Whenever I write blogs and papers to this industry, I always direct readers to further reading and research. You simply will not find any mention of the disciplines listed above in any safety arena. Unfortunately, the delusions of behaviorism, scientism and engineering dictate the narrow paradigm with which this industry considers valid knowledge. Lest take an example of just one of these: culture.
So much of what gets paraded about safety as being about culture is none of the sort. Most of the stuff trotted out as being about culture is simple about behaviourism and systems. Isn’t it strange in the AIHS BoK when it searches for knowledge on matters such as culture and ethics it consults Safety for information, not expertise in ethics and culture. When you frame the world by the small narrow mono-discipline of safety you keep everything safe, narrow and dumb. Then you feed the safety masses with dumb, proclaiming authoritative knowledge. Neither of the AIHS Chapters on Ethics or Culture are of any value, mostly just provide guides into the propaganda of safety not learning about either. So much is missing about culture in the chapter on culture and about ethics in the chapter on ethics, provides students in SPoR with a field day of deconstructing nonsense.

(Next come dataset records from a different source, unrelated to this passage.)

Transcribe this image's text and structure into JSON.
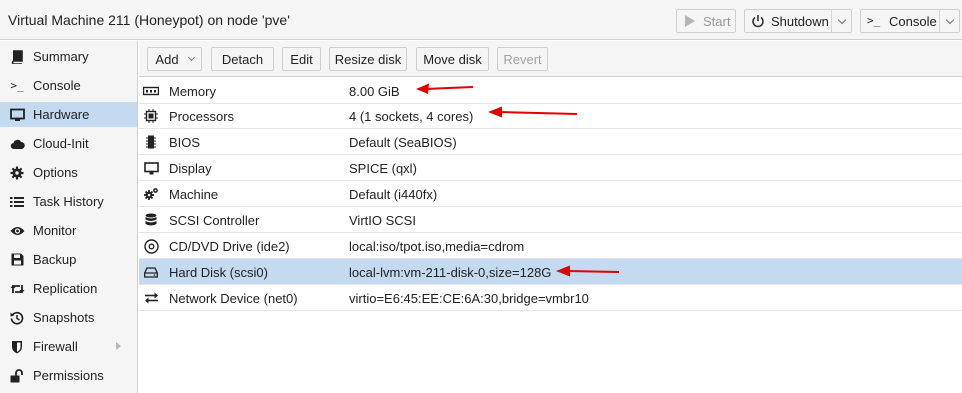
{
  "window": {
    "title": "Virtual Machine 211 (Honeypot) on node 'pve'"
  },
  "header_buttons": {
    "start": "Start",
    "shutdown": "Shutdown",
    "console": "Console"
  },
  "sidebar": {
    "items": [
      {
        "label": "Summary",
        "icon": "book-icon"
      },
      {
        "label": "Console",
        "icon": "terminal-icon"
      },
      {
        "label": "Hardware",
        "icon": "monitor-icon",
        "active": true
      },
      {
        "label": "Cloud-Init",
        "icon": "cloud-icon"
      },
      {
        "label": "Options",
        "icon": "gear-icon"
      },
      {
        "label": "Task History",
        "icon": "list-icon"
      },
      {
        "label": "Monitor",
        "icon": "eye-icon"
      },
      {
        "label": "Backup",
        "icon": "floppy-icon"
      },
      {
        "label": "Replication",
        "icon": "retweet-icon"
      },
      {
        "label": "Snapshots",
        "icon": "history-icon"
      },
      {
        "label": "Firewall",
        "icon": "shield-icon"
      },
      {
        "label": "Permissions",
        "icon": "unlock-icon"
      }
    ]
  },
  "toolbar": {
    "add": "Add",
    "detach": "Detach",
    "edit": "Edit",
    "resize_disk": "Resize disk",
    "move_disk": "Move disk",
    "revert": "Revert"
  },
  "hardware": {
    "rows": [
      {
        "key": "Memory",
        "value": "8.00 GiB",
        "icon": "memory-icon"
      },
      {
        "key": "Processors",
        "value": "4 (1 sockets, 4 cores)",
        "icon": "cpu-icon"
      },
      {
        "key": "BIOS",
        "value": "Default (SeaBIOS)",
        "icon": "chip-icon"
      },
      {
        "key": "Display",
        "value": "SPICE (qxl)",
        "icon": "desktop-icon"
      },
      {
        "key": "Machine",
        "value": "Default (i440fx)",
        "icon": "cogs-icon"
      },
      {
        "key": "SCSI Controller",
        "value": "VirtIO SCSI",
        "icon": "database-icon"
      },
      {
        "key": "CD/DVD Drive (ide2)",
        "value": "local:iso/tpot.iso,media=cdrom",
        "icon": "cdrom-icon"
      },
      {
        "key": "Hard Disk (scsi0)",
        "value": "local-lvm:vm-211-disk-0,size=128G",
        "icon": "hdd-icon",
        "selected": true
      },
      {
        "key": "Network Device (net0)",
        "value": "virtio=E6:45:EE:CE:6A:30,bridge=vmbr10",
        "icon": "exchange-icon"
      }
    ]
  },
  "colors": {
    "selection": "#c3daf0",
    "annotation_arrow": "#e00000",
    "panel_bg": "#f5f5f5"
  }
}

So, let’s return to Critical Theory. Critical Theory is the best place to start in understanding the nature of power, ideology, Politics, Ethics and Law. How strange that Safety shows no interest in it, leading to the most profound ignorance in matters essential for professionalism. No wonder Safety is sidelined when something goes wrong.
Even when the AIHS launched a conference on ‘power and politics’, not one paper or presentation was on power or politics (https://www.aihs.org.au/events/aihs-national-health-safety-conference-power-politics ). Why not read this https://www.researchgate.net/publication/312674815_Introduction_What_Is_Critical_Theory/link/5b72e78d92851ca6505d7f71/download and then compare it to the program.
If Safety needed something to make it truly different it could start with some Critical Theory. How strange that even when Safety parades things as ‘different’ it’s more of the same with new slogans. The substance remains focused on behaviours and systems so that nothing changes.
Perhaps I’ll leave the last word to Fromm:
‘Power on the one side, fear on the other, are always the buttresses on which irrational authority is built.’